Everything we learn about the everyman in this opening section places him within the scope of ordinary humanity. His funeral is modest in size and location, in the run-down Jewish cemetery his family helped found. The mourners present are mostly family and work colleagues, all of them subdued and respectful, and none obviously shocked or devastated by the everyman’s passing. Nancy, the everyman’s daughter, provides an image of duty and submission to the inevitable as she talks about the family connection to the graveyard and drops a clod of earth on her father’s grave.

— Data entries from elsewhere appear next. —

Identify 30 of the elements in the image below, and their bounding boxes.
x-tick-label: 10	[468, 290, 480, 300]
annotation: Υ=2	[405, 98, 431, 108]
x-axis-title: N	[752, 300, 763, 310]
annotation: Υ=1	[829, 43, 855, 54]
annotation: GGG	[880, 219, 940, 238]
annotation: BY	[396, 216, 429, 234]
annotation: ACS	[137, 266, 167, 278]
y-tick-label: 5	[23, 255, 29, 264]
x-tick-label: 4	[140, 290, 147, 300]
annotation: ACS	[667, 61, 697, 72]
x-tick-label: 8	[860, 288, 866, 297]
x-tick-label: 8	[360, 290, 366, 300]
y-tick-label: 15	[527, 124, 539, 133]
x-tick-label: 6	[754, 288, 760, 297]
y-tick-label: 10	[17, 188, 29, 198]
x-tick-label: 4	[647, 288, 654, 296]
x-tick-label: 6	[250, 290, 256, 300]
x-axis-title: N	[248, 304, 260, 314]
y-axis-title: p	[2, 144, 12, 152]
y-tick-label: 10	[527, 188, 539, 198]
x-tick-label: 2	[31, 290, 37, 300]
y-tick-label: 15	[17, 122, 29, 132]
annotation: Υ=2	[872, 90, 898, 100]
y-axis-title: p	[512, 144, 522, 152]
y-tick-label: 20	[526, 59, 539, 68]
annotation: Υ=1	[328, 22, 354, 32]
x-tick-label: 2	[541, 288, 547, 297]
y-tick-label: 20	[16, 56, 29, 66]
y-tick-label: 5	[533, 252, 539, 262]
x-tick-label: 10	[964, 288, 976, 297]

Nancy is not without emotion, as she appears bewildered and childlike, though ultimately stoic. The everyman, in his attitude towards life, has prepared her for the unstoppable force of reality. Meanwhile Howie is able to use his memories as a cushion for his grief. The narrator establishes Howie as someone who is exceptional in many ways. Howie has lived a life of perfect good health, is an excellent sportsman, a natural leader, and full of kindness. But Howie is not the protagonist of the novel, his unnamed, deceased brother, the everyman, is.

It is through Howie’s recollection that we begin to understand the character of the everyman and the driving forces of the everyman’s life. We learn through Howie’s eulogy that the everyman loved the responsibility of transporting his father’s diamonds on the bus to Newark. We learn that he was fascinated by the old, irreparable watches his father kept in a drawer for parts. He loved the rituals of shop work and the beauty of the things he saw, from diamonds to watch parts and the beautiful sales girls hired in part because their beauty made them ideal to model jewelry for customers. We can link this awareness of beauty to the everyman’s later successful career as an advertising agent. Early on, the everyman learned about the dazzling surface of beauty as well as the beauty in small, dutiful and detail-oriented work like pulling down shop blinds and sorting through envelopes.

As we have seen, the small awkward details of the funeral are what set it apart from other funerals. The everyman’s two sons, Randy and Lonny, appear to have had a difficult relationship with their father. When they stand at the grave, they appear to struggle between dutifulness and feeling inauthentic in the complexity of their feelings. However, their resistance to the ritual of burial is brief and resolved without much incident, allowing the funeral to proceed smoothly. Maureen provides another moment of oddness when she lets the earth slip suggestively, almost sexually, from her fingers onto the coffin. However, we do not see the responses of the other mourners to this behavior. It appears that the gesture was private, only for Maureen’s benefit. This sets up Maureen as a sexual agent in relation to the everyman, separate from the others who knew him. The funeral comes to an end, and the life of the everyman has been formally marked by those who knew him. Yet it appears we still have a lot to learn about the details of his particular, unremarkable life.